Celui qui pense à retourner à Gaza doit donc d’abord réfléchir… au moyen d’en ressortir. Chaque Gazaoui prend en compte certains éléments pour décider de la possibilité de retourner ou non dans le territoire palestinien. L’image de la situation n’est pas complète, même pour nous, qui connaissons bien cette situation mais demeurons la « partie obligée », celle qui doit se soumettre à ces procédures.

Tout le monde part ou veut partir

En avril dernier, le mari de ma grande sœur a trouvé un travail en Allemagne. Ils ont alors décidé de déménager et devaient, cet été, partir d’un moment à l’autre. C’était la dernière chose que je souhaitais, même si je devais me réjouir, me dis-je, car j’aurais alors dorénavant une famille en Europe, proche de moi. Pourtant, j’étais incapable d’accepter cela – j’ai demandé à ma famille de ne plus en parler.

Ma grande sœur est la meilleure amie de maman. Et maman effectuait toujours ses sorties avec elle – surtout celles du matin, lorsque mes frères et sœurs étaient au boulot. J’étais soulagée de la voir avec elle ; mon absence était compensée, en quelque sorte. Une fois partie, elle laissera sans doute un grand vide dans la vie de ma mère. Et mes parents auront peur à l’idée que nous partions tous un jour, les uns après les autres.

Le voyage de ma sœur fait mourir mon rêve de réunir notre famille à Gaza. Ce rêve que j’ai construit, jour après jour, a soudainement été brisé par ce changement inattendu. La possibilité de cette réunion, qui m’a permis d’avancer pendant quatre ans, a été détruite en un seul instant. Pourquoi sera-t-il difficile de s’unir à nouveau ? En déménageant en Allemagne, il sera bien difficile pour une famille de cinq personnes de prendre le risque de retourner dans Gaza, alors qu’ils ont tout, là-bas : du travail, l’école, des engagements, etc.
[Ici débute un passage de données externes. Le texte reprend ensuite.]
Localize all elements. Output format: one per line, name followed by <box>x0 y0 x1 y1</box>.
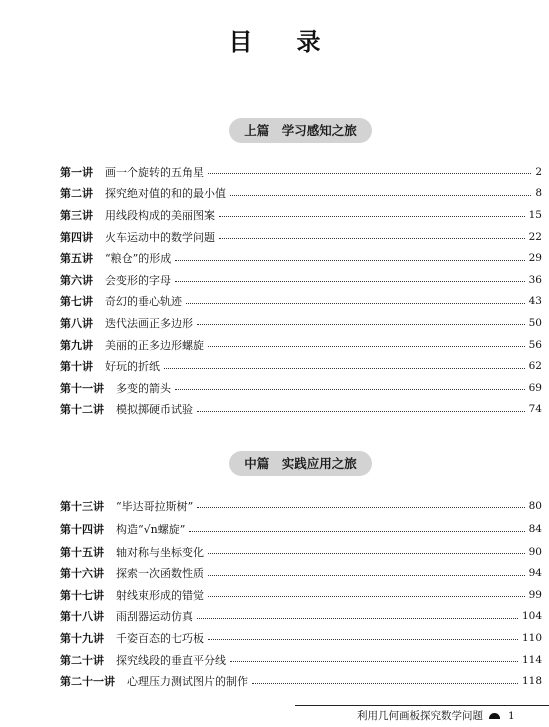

Même moi, célibataire sans trop de responsabilités, je n’ai pas pu rentrer, pas même une seule fois. Je verrai ma sœur en Allemagne, mais ce n’est pas ce que je voulais. Non, ce que je souhaitais, c’était de voir tous les membres de ma famille en une seule fois, à Gaza. Mais aujourd’hui, ma sœur s’en va, et on ne sait pas qui sera le suivant. Tout change. Et ce rassemblement ne dépend plus de mon retour, comme je le pensais avant.

Mais à Gaza, tout le monde part ou veut partir, chacun à son (re)tour. Cela me rend un peu triste, alors que l’on fait face à une nouvelle période terrible. Pourquoi, pour qui, pour où quitter Gaza ? Et qu’arrivera-t-il aux personnes restées là-bas ?

Nesma Jaber

Nesma Jaber est une écrivaine palestinienne. Elle vit à Paris, depuis 2015, où elle a obtenu un Master en création littéraire et un Master en management et communication des organisations. Elle est l’auteure du livre Les enfants de l’arc-en-ciel, une pièce de théâtre pour les enfants, publié à Gaza en 2011.